La historia de Melina

Melina es una de las 18.000 niñas y niños que forman parte de la Red de Escuelas y Jardines Inclusivos Mandela.

Paula Lago
Melina sonríe a cámara en el patio de la escuela, sentada en su silla de ruedas
UNICEF/Uruguay/2019/Vila
03 Julio 2019​

Melina tiene doce años y le gusta dibujar; “a mí me sale hacer mi casa”.

Cursa 5.° año en la escuela n.° 336 en Gruta de Lourdes, que desde abril de 2018 forma parte de la Red de Escuelas Mandela, a la que UNICEF apoya desde su concepción. A las 38 semanas de embarazo, a Beatriz, la mamá de Melina, le informaron que su bebé iba a nacer con hidrocefalia y espina bífida, y en sus primeras dos semanas de vida tuvieron que hacerle dos operaciones para mejorar su calidad de vida.

Melina y su madre miran a cámara, sonrientes y abrazadas
UNICEF/Uruguay/2019/Vila

“Fue un proceso largo”, dijo Beatriz, pero cuenta que con el tiempo fueron sorteando las dificultades.

Beatriz, mamá de Melina

Al momento de inscribirla en una institución educativa, Beatriz recibió la negativa de varias escuelas, y tras asistir a una escuela especial durante dos años, optó por enviarla a una escuela normal, la n.° 336.

"Se tuvieron varias entrevistas para sostener el tratamiento de Melina desde el punto de vista de la fisioterapia, y aquí, desde el punto de vista intelectual.”

Rosa, directora de la escuela n.° 336
Rosa, la directora de la escuela n.° 336
UNICEF/Uruguay/2019/Vila

Tener espina bífida restringe su capacidad de caminar, pero no la limita. En el 2018 la Escuela organizó un campeonato de fútbol en el que varios niños y niñas tuvieron la oportunidad de jugar un partido en sillas de ruedas. El primer impulso de varios fue jugar pegándole a la pelota con el pie desde la silla, pero Melina les explicó que debían jugar con la mano. Por medio de esta experiencia, varios pudieron ponerse en su lugar y conocer mejor cómo es moverse y jugar en una silla de ruedas.
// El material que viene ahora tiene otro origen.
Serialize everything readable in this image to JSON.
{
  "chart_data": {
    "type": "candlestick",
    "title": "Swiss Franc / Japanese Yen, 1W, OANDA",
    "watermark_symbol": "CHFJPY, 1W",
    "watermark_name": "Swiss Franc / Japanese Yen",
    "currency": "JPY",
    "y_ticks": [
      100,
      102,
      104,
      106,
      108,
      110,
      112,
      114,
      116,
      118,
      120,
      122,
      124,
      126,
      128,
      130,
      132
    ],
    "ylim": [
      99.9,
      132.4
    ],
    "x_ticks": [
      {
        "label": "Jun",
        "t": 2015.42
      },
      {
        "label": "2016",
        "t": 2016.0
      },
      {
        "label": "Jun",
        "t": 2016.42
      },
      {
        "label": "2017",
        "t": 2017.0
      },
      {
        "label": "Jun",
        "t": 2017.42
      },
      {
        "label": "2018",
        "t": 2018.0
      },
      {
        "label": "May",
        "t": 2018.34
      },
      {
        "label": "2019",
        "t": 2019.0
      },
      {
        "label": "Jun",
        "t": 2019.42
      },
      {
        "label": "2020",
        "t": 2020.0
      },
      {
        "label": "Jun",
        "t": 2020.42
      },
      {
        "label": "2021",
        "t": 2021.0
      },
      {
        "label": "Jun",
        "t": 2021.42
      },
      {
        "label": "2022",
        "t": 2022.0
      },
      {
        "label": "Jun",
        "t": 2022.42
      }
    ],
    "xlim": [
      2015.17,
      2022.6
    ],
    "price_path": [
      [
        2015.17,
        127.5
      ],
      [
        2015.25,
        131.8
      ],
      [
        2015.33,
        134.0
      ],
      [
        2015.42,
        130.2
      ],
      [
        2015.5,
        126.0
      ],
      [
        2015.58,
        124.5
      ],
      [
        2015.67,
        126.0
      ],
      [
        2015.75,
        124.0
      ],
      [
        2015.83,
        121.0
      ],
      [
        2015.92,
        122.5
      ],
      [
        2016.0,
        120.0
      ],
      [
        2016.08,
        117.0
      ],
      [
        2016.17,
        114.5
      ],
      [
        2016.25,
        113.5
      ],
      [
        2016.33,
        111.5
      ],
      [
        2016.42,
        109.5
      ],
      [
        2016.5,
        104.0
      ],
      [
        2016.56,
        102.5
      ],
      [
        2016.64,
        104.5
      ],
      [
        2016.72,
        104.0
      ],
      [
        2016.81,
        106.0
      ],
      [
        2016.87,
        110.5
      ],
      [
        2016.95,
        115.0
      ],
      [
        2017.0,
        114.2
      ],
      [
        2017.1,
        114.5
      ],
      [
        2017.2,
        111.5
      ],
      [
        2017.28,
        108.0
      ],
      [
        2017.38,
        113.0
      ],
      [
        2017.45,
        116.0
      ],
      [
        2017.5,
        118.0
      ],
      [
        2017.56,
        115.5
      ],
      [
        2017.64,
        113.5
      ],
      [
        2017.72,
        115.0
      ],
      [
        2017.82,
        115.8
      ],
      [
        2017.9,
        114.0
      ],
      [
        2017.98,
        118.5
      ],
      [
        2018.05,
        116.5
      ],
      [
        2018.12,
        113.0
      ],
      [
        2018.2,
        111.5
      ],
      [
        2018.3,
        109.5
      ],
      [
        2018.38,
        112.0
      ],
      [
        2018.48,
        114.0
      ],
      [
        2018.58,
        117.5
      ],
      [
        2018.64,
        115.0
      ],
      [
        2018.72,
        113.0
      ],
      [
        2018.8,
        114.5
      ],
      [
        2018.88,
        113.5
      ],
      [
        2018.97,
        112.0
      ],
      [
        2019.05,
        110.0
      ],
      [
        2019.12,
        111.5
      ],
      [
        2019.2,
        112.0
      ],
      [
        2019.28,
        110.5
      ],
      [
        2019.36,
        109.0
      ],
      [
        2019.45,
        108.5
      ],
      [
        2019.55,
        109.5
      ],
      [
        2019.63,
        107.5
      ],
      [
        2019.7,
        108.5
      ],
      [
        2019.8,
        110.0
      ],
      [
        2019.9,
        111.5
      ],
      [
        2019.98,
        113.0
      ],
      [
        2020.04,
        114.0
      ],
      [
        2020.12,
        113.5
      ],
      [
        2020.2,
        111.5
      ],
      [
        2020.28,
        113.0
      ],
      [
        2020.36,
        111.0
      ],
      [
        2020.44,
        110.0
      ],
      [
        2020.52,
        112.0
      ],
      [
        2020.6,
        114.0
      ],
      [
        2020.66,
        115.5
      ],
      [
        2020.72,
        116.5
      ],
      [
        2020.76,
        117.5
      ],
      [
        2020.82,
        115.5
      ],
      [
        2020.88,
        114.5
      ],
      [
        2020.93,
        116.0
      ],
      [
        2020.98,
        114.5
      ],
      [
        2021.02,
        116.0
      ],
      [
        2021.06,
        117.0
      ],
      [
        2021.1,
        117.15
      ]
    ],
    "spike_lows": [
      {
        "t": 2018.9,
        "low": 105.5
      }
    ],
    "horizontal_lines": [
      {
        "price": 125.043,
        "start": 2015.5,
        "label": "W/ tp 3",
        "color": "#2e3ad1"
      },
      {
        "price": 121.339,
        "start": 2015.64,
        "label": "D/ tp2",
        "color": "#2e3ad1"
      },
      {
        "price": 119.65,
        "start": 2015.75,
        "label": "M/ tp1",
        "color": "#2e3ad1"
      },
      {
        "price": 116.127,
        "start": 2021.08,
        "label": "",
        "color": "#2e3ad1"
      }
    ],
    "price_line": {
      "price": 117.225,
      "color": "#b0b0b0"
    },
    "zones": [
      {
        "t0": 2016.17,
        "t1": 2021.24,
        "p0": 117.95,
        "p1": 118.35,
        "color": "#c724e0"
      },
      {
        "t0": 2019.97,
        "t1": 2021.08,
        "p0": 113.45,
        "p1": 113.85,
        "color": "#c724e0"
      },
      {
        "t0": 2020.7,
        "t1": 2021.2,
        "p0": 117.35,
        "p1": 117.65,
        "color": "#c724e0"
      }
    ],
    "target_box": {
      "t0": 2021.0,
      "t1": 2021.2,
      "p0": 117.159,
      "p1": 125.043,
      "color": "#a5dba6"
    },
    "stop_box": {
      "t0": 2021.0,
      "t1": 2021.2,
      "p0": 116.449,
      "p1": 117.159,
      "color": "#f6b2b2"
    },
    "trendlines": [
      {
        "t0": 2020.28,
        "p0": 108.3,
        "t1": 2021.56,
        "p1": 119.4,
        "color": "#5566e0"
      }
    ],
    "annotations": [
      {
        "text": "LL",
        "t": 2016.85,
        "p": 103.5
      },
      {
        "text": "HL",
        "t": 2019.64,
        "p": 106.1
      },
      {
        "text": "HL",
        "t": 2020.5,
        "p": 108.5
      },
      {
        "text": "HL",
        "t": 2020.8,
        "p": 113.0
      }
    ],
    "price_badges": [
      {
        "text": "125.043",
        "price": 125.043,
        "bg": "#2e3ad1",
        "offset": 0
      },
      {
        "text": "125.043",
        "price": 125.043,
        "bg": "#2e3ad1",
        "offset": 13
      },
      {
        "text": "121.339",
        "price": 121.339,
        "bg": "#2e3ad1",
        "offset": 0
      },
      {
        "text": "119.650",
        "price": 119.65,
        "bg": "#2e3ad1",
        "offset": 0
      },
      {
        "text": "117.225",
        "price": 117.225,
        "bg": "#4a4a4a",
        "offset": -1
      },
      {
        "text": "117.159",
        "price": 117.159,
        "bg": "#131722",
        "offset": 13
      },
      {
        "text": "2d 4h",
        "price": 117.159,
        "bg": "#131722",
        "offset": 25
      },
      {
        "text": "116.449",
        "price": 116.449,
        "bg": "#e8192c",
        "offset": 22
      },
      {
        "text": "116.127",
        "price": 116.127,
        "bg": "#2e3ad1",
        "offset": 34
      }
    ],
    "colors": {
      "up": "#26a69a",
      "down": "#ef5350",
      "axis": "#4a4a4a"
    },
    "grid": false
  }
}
A Mari, su maestra, lo que más le llama la atención del grupo es “el tema de los compañeros: cómo están todos dispuestos a ayudar y no tenés que estar marcando ‘por favor, mové el banco’, ‘por favor, ayudá…’”.

 

Tres compañeros de clase de Melina miran a cámara en la escuela
UNICEF/Uruguay/2019/Vila
Compañeros de clase de Melina
La maestra de Melina, Mari, mira a cámara en el salón de clase
UNICEF/Uruguay/2019/Vila
Mari, maestra de Melina

 

Hoy el desafío en la escuela, y en el vínculo con sus maestras y compañeros, es encontrar el equilibrio entre la ayuda que le brindan y el espacio que le dan para que pueda tener un mayor nivel de autonomía. Asimismo, se presenta la preocupación de cómo seguirá su trayectoria educativa en poco tiempo, cuando termine 6.° año. Más allá de la elección, hay un camino que es claro, y que tanto la institución como la familia consideran imprescindible: el de la inclusión.

"Me gusta la escuela porque tiene todo tipo de juegos”.

Melina

Ante la misma pregunta, su madre contestó: “me gusta porque la aceptaron”.